FDA Driving Drug Prices into Stratosphere
BloombergBusiness has another story of a jaw-dropping price hike for a very old medicine. In this case,
Colchicine, a gout remedy so old that the ancient Greeks knew about its effects, used to cost about 25 cents per pill in the U.S. Then in 2010 its price suddenly jumped 2,000 percent.
How did this happen? Colchicine is one of a small number of drugs that were marketed before 1938. That year, the Food, Drugs, & Cosmetics Act was passed to require new drugs to be approved for “safety” as well as be “pure” (that is, not adulterated or misbranded as required since 1906).
When the Act was amended to require “efficacy” in 1962, drugs approved since 1938 had to be approved again. However, pre-1938 drugs have never had to be approved. In today’s parlance, they were “grandfathered.”

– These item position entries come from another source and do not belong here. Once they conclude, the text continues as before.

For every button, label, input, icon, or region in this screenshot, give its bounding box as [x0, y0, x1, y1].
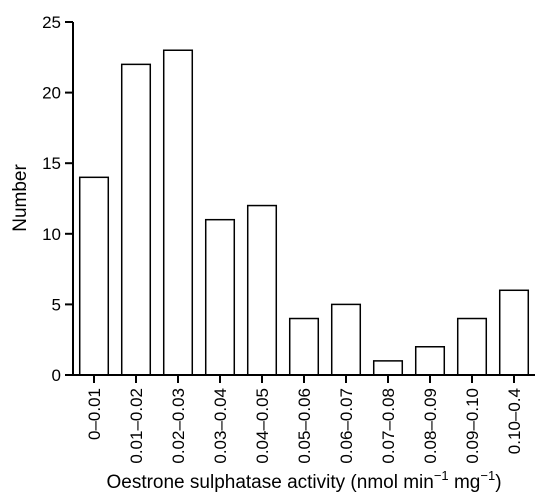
- x-tick-label: 0.07–0.08: [379, 388, 398, 464]
- y-axis-title: Number: [10, 164, 31, 232]
- y-tick-label: 5: [52, 295, 61, 314]
- bar: [288, 317, 320, 376]
- x-tick-label: 0.01–0.02: [127, 388, 146, 464]
- bar: [246, 204, 278, 376]
- x-axis-title-mid: mg: [449, 472, 481, 493]
- x-tick-label: 0.06–0.07: [337, 388, 356, 464]
- x-axis-title-sup2: −1: [480, 468, 495, 483]
- bar: [162, 49, 194, 376]
- bar: [330, 303, 362, 376]
- bar: [78, 176, 110, 376]
- bar: [204, 218, 236, 376]
- bar-series: [78, 49, 530, 376]
- x-tick-label: 0.02–0.03: [169, 388, 188, 464]
- y-tick-label: 20: [42, 84, 61, 103]
- bar: [456, 317, 488, 376]
- bar: [414, 346, 446, 376]
- x-tick-label: 0.03–0.04: [211, 388, 230, 464]
- x-tick-label: 0.09–0.10: [463, 388, 482, 464]
- x-tick-label: 0.10–0.4: [505, 388, 524, 454]
- y-tick-label: 25: [42, 13, 61, 32]
- y-tick-label: 15: [42, 154, 61, 173]
- bar: [372, 360, 404, 376]
- bar: [120, 63, 152, 376]
- x-axis-title: Oestrone sulphatase activity (nmol min−1…: [106, 468, 501, 493]
- y-axis: 0 5 10 15 20 25: [42, 13, 74, 385]
- x-tick-label: 0.04–0.05: [253, 388, 272, 464]
- bar: [498, 289, 530, 376]
- x-axis-title-sup1: −1: [434, 468, 449, 483]
- y-tick-label: 10: [42, 225, 61, 244]
- x-tick-label: 0.08–0.09: [421, 388, 440, 464]
- x-axis: 0–0.01 0.01–0.02 0.02–0.03 0.03–0.04 0.04–0.…: [73, 374, 535, 464]
- x-axis-title-end: ): [495, 472, 501, 493]
- y-tick-label: 0: [52, 366, 61, 385]
- x-axis-title-main: Oestrone sulphatase activity (nmol min: [106, 472, 433, 493]
- x-tick-label: 0–0.01: [85, 388, 104, 440]
- x-tick-label: 0.05–0.06: [295, 388, 314, 464]
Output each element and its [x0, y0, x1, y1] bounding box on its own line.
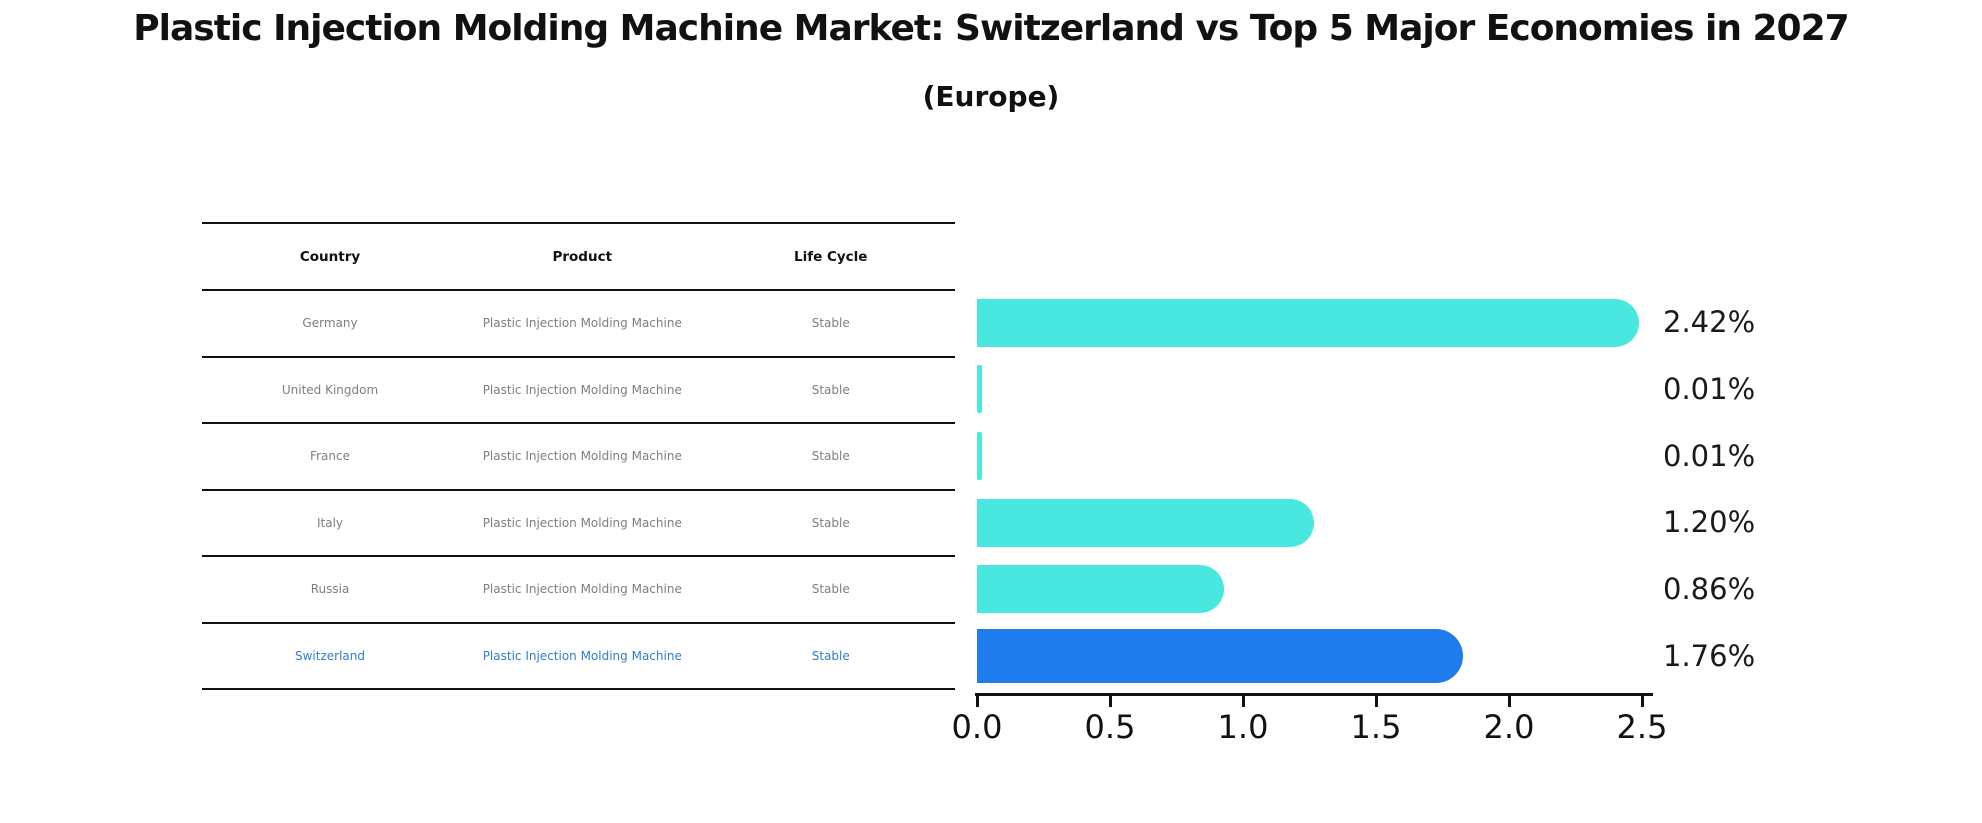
- table-row: Russia Plastic Injection Molding Machine S…: [202, 557, 955, 624]
- cell-product: Plastic Injection Molding Machine: [482, 449, 682, 464]
- x-axis-tick: [1507, 696, 1511, 707]
- column-header-product: Product: [552, 248, 613, 265]
- bar-united-kingdom: [977, 365, 982, 414]
- bar-value-label: 2.42%: [1663, 305, 1756, 340]
- cell-country: Switzerland: [295, 648, 365, 663]
- cell-life-cycle: Stable: [811, 449, 850, 464]
- x-axis-tick: [1640, 696, 1644, 707]
- cell-life-cycle: Stable: [811, 316, 850, 331]
- bar-russia: [977, 565, 1224, 614]
- table-row: Italy Plastic Injection Molding Machine St…: [202, 491, 955, 557]
- cell-life-cycle: Stable: [811, 648, 850, 663]
- table-row: United Kingdom Plastic Injection Molding …: [202, 358, 955, 424]
- bar-germany: [977, 298, 1639, 347]
- x-axis-tick-label: 0.0: [951, 708, 1003, 746]
- column-header-life-cycle: Life Cycle: [794, 248, 868, 265]
- cell-country: France: [310, 449, 350, 464]
- bar-france: [977, 431, 982, 480]
- bar-value-label: 1.76%: [1663, 638, 1756, 673]
- bar-value-label: 0.86%: [1663, 572, 1756, 607]
- cell-product: Plastic Injection Molding Machine: [482, 515, 682, 530]
- cell-life-cycle: Stable: [811, 582, 850, 597]
- cell-product: Plastic Injection Molding Machine: [482, 582, 682, 597]
- table-header-row: Country Product Life Cycle: [202, 222, 955, 291]
- x-axis-tick-label: 0.5: [1084, 708, 1136, 746]
- column-header-country: Country: [299, 248, 361, 265]
- cell-life-cycle: Stable: [811, 382, 850, 397]
- bar-value-label: 1.20%: [1663, 505, 1756, 540]
- cell-product: Plastic Injection Molding Machine: [482, 648, 682, 663]
- x-axis-tick: [1241, 696, 1245, 707]
- cell-country: Russia: [310, 582, 350, 597]
- cell-life-cycle: Stable: [811, 515, 850, 530]
- x-axis-line: [975, 693, 1653, 696]
- bar-value-label: 0.01%: [1663, 372, 1756, 407]
- x-axis-tick-label: 2.0: [1483, 708, 1535, 746]
- x-axis-tick-label: 1.5: [1350, 708, 1402, 746]
- chart-title: Plastic Injection Molding Machine Market…: [133, 8, 1849, 49]
- x-axis-tick: [975, 696, 979, 707]
- table-body: Germany Plastic Injection Molding Machine…: [202, 291, 955, 690]
- bar-switzerland: [977, 629, 1463, 683]
- x-axis-tick-label: 2.5: [1616, 708, 1668, 746]
- table-row: France Plastic Injection Molding Machine S…: [202, 424, 955, 491]
- x-axis-tick-label: 1.0: [1217, 708, 1269, 746]
- cell-product: Plastic Injection Molding Machine: [482, 382, 682, 397]
- table-row: Germany Plastic Injection Molding Machine…: [202, 291, 955, 358]
- bar-italy: [977, 498, 1314, 547]
- bar-value-label: 0.01%: [1663, 438, 1756, 473]
- table-row: Switzerland Plastic Injection Molding Mac…: [202, 624, 955, 690]
- x-axis-tick: [1374, 696, 1378, 707]
- country-table: Country Product Life Cycle Germany Plastic …: [202, 222, 955, 690]
- cell-country: United Kingdom: [281, 382, 379, 397]
- x-axis-tick: [1108, 696, 1112, 707]
- chart-subtitle: (Europe): [922, 80, 1060, 113]
- cell-country: Italy: [316, 515, 344, 530]
- cell-country: Germany: [302, 316, 358, 331]
- cell-product: Plastic Injection Molding Machine: [482, 316, 682, 331]
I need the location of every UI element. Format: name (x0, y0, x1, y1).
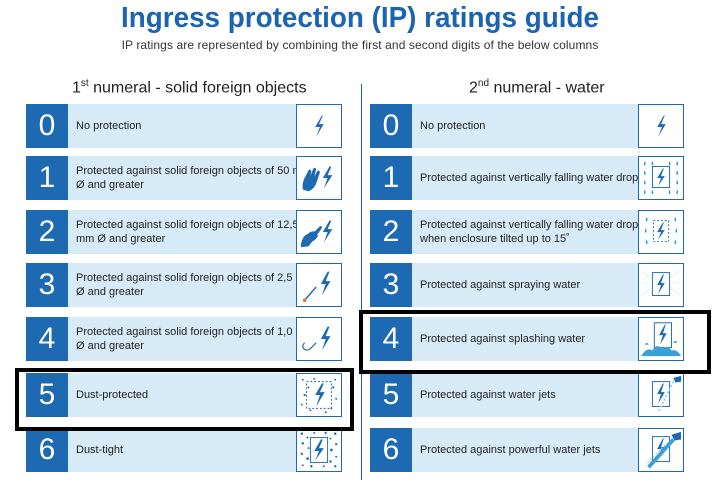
description: Protected against water jets (412, 373, 666, 417)
digit-badge: 2 (26, 210, 68, 254)
dense-dust-lightning-icon (296, 428, 342, 472)
description: Protected against solid foreign objects … (68, 156, 320, 200)
page-subtitle: IP ratings are represented by combining … (121, 38, 599, 52)
wire-lightning-icon (296, 317, 342, 361)
digit-badge: 3 (370, 263, 412, 307)
column-divider (361, 84, 362, 480)
page-title: Ingress protection (IP) ratings guide (121, 2, 599, 34)
description: Protected against splashing water (412, 317, 666, 361)
description: Protected against solid foreign objects … (68, 317, 320, 361)
digit-badge: 0 (26, 104, 68, 148)
spray-lightning-icon (638, 263, 684, 307)
dust-lightning-icon (296, 373, 342, 417)
hand-lightning-icon (296, 156, 342, 200)
digit-badge: 0 (370, 104, 412, 148)
description: No protection (412, 104, 666, 148)
highlight-frame-splashing-water (359, 310, 711, 374)
description: Protected against vertically falling wat… (412, 156, 666, 200)
digit-badge: 6 (370, 428, 412, 472)
description: Protected against vertically falling wat… (412, 210, 666, 254)
digit-badge: 4 (26, 317, 68, 361)
digit-badge: 5 (26, 373, 68, 417)
digit-badge: 1 (370, 156, 412, 200)
tool-lightning-icon (296, 263, 342, 307)
digit-badge: 1 (26, 156, 68, 200)
digit-badge: 3 (26, 263, 68, 307)
lightning-icon (638, 104, 684, 148)
drops-lightning-icon (638, 156, 684, 200)
digit-badge: 4 (370, 317, 412, 361)
solids-column-heading: 1st numeral - solid foreign objects (72, 78, 307, 97)
lightning-icon (296, 104, 342, 148)
description: Protected against solid foreign objects … (68, 263, 320, 307)
tilted-drops-lightning-icon (638, 210, 684, 254)
description: Protected against solid foreign objects … (68, 210, 320, 254)
description: Protected against spraying water (412, 263, 666, 307)
powerful-jet-lightning-icon (638, 428, 684, 472)
jet-lightning-icon (638, 373, 684, 417)
splash-lightning-icon (638, 317, 684, 361)
digit-badge: 5 (370, 373, 412, 417)
description: Dust-tight (68, 428, 320, 472)
digit-badge: 2 (370, 210, 412, 254)
highlight-frame-dust-protected (15, 368, 354, 431)
description: Dust-protected (68, 373, 320, 417)
finger-lightning-icon (296, 210, 342, 254)
description: No protection (68, 104, 320, 148)
digit-badge: 6 (26, 428, 68, 472)
water-column-heading: 2nd numeral - water (469, 78, 605, 97)
description: Protected against powerful water jets (412, 428, 666, 472)
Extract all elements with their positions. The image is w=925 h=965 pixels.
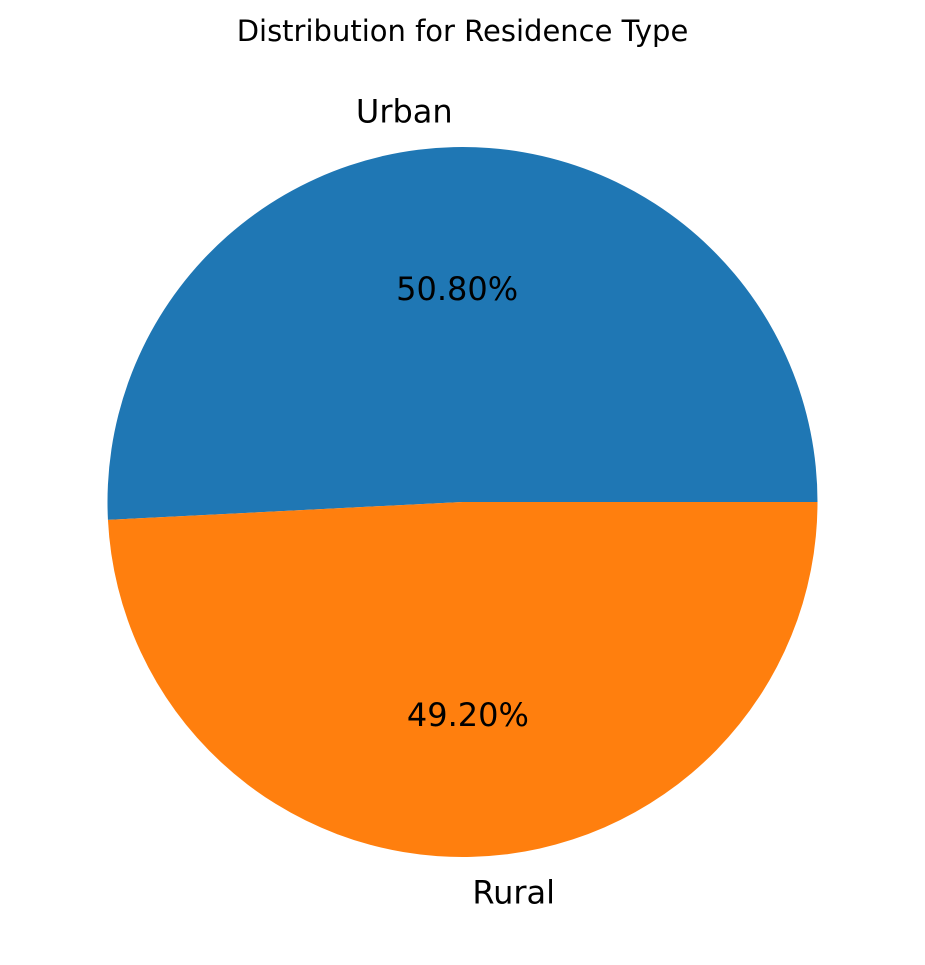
pie-labels: Urban 50.80% Rural 49.20% bbox=[356, 93, 555, 912]
slice-label-rural: Rural bbox=[472, 873, 555, 911]
slice-label-urban: Urban bbox=[356, 93, 453, 131]
slice-percent-urban: 50.80% bbox=[396, 270, 518, 308]
pie-slices bbox=[107, 146, 818, 857]
pie-slice-rural bbox=[107, 502, 818, 857]
slice-percent-rural: 49.20% bbox=[407, 696, 529, 734]
chart-title: Distribution for Residence Type bbox=[236, 14, 689, 48]
pie-slice-urban bbox=[107, 146, 818, 520]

Or, at least they were grandfathered until 2006, when the FDA decided to cause the makers of those drugs to apply for approval under the 1962 standards of both safety and efficacy. This is called the Marketed, Unapproved Drugs Initiative and Compliance Policy Guide.
Winning approval requires very expensive clinical trials. Pre-1938 drugs are no longer patented. However, forcing them to go through the FDA regulatory gauntlet effectively gives their manufacturers’ exclusivity similar to patents. The FDA asserts the unapproved drugs were unsafe, citing a few examples. Nevertheless, it looks like the cure has serious side effects, suggesting the FDA has overstepped reasonable boundaries by requiring drugs used for almost a century to submit to regulation.
Another example is neostigmine, which is routinely used at the end of surgery to reverse the effects of anesthesia. It had been used for decades and predated FDA’s approval process. Once the newer version of neostigmine (Bloxiverz) was approved in June 2013, the exclusive manufacturer was able to raise the price by 522 percent.
This reflects a bureaucratic mindset. I don’t believe anyone in public health was clamoring for an old gout drug or a drug to revere the effects of certain anesthesia drugs to be clinically tested. If the FDA felt like some drug makers were pushing the limits by creating preparations unlike the originals, the agency still could have intervened in individual cases. This seems like bureaucratic over-reach for the sake of bureaucracy.
This is a good post, but the first three words of the title are a little inaccurate. The FDA is not driving anyone to raise prices. They are. at best, ignoring the higher prices, and to some extent, enabling the price hikes.
I wonder if it is past time to challenge the premise of the American drug industry which expects companies to charge what the market will bear. We see informal restraints and antitrust actions in many other parts of our economy. In the drug industry, stockholders and company executives are allowed to be pigs.
Thank you. “Enabling” or “driving” let’s not quibble.